Gaining possession of the ball at the Wake Forest 33-yard line, Tyler Lorenzen elected to take matters into his own hands. He ran the ball three straight times for six, five, and twelve yards, earning two first downs and moving into Demon Deacon territory. On 1st-and-10 from the Wake 44-yard line, Lorenzen completed a five-yard pass to wide receiver Terence Jeffers. He then threw three straight incompletions, with the last pass attempt being broken up by the player who had intercepted him earlier: Stanley Arnoux. Connecticut once again turned the ball over on downs.
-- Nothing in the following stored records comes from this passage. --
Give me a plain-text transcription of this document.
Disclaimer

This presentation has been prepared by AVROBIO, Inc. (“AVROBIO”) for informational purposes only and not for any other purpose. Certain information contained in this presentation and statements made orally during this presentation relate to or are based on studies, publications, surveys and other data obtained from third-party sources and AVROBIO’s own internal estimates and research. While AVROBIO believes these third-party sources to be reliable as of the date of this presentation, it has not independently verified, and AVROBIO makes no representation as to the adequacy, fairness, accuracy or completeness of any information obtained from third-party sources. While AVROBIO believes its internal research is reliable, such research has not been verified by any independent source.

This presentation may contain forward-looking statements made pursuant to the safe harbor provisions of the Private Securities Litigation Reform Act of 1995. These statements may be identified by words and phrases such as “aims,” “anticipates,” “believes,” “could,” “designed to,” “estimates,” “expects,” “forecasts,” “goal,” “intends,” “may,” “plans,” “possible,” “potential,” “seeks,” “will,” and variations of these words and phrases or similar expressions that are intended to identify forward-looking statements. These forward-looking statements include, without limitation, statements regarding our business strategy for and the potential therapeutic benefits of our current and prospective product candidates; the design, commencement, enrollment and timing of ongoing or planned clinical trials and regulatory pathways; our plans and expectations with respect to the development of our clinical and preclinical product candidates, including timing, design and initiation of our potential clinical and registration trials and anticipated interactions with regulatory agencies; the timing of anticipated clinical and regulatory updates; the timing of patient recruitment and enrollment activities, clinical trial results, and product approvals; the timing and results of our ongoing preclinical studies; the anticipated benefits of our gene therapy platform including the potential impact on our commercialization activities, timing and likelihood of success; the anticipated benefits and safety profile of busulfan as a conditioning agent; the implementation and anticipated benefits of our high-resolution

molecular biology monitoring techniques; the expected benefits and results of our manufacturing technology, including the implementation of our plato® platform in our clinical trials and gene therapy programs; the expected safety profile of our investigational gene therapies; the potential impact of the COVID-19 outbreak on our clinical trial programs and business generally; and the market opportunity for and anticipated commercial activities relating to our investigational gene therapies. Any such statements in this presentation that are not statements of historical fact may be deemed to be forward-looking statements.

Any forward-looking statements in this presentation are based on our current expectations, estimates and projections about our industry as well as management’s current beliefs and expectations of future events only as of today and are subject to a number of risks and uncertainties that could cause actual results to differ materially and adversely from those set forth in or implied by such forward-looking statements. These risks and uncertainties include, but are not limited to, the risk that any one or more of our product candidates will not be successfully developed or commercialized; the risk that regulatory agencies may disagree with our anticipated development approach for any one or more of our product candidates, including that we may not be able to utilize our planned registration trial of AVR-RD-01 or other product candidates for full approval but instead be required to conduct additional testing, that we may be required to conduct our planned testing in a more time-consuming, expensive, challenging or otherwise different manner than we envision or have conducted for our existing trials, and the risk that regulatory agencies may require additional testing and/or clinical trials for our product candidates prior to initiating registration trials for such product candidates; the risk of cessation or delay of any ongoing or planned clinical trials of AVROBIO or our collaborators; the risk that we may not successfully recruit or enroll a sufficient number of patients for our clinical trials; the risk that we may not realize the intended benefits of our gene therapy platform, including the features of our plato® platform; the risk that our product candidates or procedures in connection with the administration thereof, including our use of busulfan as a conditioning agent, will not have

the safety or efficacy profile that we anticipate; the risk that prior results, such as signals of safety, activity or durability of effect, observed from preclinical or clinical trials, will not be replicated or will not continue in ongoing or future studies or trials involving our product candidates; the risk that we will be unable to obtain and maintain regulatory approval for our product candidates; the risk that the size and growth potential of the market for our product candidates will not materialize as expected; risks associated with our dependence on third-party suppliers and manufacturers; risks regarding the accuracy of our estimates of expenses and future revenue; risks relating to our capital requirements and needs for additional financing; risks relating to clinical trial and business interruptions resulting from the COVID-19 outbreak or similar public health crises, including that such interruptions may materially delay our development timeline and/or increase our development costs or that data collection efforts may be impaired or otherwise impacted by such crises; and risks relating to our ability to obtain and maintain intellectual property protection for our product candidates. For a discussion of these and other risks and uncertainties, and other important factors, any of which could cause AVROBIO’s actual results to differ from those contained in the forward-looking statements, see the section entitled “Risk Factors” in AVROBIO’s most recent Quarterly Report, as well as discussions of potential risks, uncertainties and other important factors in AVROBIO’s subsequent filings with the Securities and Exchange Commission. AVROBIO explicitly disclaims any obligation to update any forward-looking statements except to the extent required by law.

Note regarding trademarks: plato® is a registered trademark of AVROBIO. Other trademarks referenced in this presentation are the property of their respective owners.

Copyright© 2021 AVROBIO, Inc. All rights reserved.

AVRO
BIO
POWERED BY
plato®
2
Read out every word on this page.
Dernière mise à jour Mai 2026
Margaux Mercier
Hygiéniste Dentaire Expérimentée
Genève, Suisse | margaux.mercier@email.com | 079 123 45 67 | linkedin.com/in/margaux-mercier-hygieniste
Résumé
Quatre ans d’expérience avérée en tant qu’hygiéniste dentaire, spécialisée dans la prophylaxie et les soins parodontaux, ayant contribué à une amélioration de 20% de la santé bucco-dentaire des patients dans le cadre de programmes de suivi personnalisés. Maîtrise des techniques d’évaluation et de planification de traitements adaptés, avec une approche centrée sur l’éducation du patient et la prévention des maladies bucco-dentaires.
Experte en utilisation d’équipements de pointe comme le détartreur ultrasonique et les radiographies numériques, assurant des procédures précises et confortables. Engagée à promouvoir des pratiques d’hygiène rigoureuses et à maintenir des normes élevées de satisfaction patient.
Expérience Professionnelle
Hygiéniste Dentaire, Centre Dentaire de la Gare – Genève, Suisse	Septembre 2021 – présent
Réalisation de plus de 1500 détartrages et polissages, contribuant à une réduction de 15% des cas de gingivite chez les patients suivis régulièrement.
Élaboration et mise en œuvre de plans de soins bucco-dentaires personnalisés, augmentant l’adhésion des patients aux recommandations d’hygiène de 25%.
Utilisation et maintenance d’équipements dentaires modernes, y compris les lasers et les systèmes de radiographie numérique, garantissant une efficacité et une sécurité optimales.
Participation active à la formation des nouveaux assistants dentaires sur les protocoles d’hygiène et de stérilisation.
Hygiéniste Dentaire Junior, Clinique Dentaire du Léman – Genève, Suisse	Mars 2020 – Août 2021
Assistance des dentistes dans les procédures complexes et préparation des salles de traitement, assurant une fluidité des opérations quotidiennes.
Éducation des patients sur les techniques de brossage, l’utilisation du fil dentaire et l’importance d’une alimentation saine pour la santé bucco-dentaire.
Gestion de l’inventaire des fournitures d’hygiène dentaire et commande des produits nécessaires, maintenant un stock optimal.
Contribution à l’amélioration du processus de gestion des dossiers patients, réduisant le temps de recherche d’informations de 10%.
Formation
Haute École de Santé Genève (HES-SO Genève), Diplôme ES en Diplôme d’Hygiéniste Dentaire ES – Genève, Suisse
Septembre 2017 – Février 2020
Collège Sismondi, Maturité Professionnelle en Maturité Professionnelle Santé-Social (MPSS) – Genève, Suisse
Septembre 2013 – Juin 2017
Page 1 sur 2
Riley Skinner and Wake Forest took over; after two incomplete passes, Skinner found Kenneth Moore for a gain of 18 yards and a first down. Wake however was able to advance no further, and punted the ball back to UConn. After Andre Dixon lost five yards on a first down run, Lorenzen completed three straight passes. The last, however, to Donald Brown, lost seven yards and set up a 2nd-and-17. After two incomplete passes, Connecticut was forced to punt yet again, with just over four minutes left in the game. This time, Wake was determined not to give Connecticut another chance. After an incomplete pass and a three-yard run, the Demon Deacons faced a 3rd-and-7 situation. Riley Skinner took off, gaining 19 yards and a first down and forcing UConn to use their final timeout after the ensuing first down play. On 2nd-and-14, Micah Andrews ran for 30 yards to the Connecticut 15. Instead of allowing the clock to expire giving themselves the win, Wake elected to call two timeouts over the next three plays. Micah Andrews ran for a touchdown with under one minute left to play in the game. The Huskies would get the ball back with 23 seconds left in the game, but after three incomplete passes by backup quarterback Dennis Brown, the clock expired. Wake Forest won the game, 24-10.

===Scoring summary===

Scoring summary
| Quarter | Time | Drive |  |  | Team | Scoring information | Score |  |
| Plays | Yards | TOP | UCONN | WF |
| 1 | 02:38 |  | 68 | 0:00 | UCONN | Larry Taylor 68-yard touchdown punt return, Tony Ciaravino kick good | 7 | 0 |
| 2 | 05:00 |  | 80 | 2:21 | UCONN | 29-yard field goal by Tony Ciaravino | 10 | 0 |
| 3 | 12:44 |  | 66 | 2:08 | WF | Josh Adams 38-yard touchdown run, Sam Swank kick good | 10 | 7 |
| 3 | 03:27 |  | 30 | 2:31 | WF | John Tereshinski 20-yard touchdown reception from Riley Skinner, Sam Swank kick good | 10 | 14 |
| 4 | 11:53 |  | 33 | 3:01 | WF | 43-yard field goal by Sam Swank | 10 | 17 |
| 4 | 00:29 |  | 63 | 3:36 | WF | Micah Andrews 9-yard touchdown run, Sam Swank kick good | 10 | 24 |
| "TOP" = time of possession. For other American football terms, see Glossary of American football. |  |  |  |  |  |  | 10 | 24 |

== Final statistics ==

Statistical comparison
|  | Wake | UConn |
|---|---|---|
| 1st downs | 23 | 9 |
| Total yards | 412 | 213 |
| Passing yards | 268 | 98 |
| Rushing yards | 144 | 115 |
| Penalties | 1–6 | 2–30 |
| 3rd down conversions | 8–16 | 5–17 |
| 4th down conversions | 0–0 | 0–2 |
| Turnovers | 2 | 1 |
| Time of possession | 34:51 | 25:09 |

For his performance in the 2007 Meineke Car Care Bowl, Wake Forest wide receiver Kenneth Moore was named player of the game. He led all receivers in yardage with 112 yards on 11 receptions. He set a new ACC single-second reception record with 98 on the season; the previous record, 88, was held by Torry Holt of North Carolina State.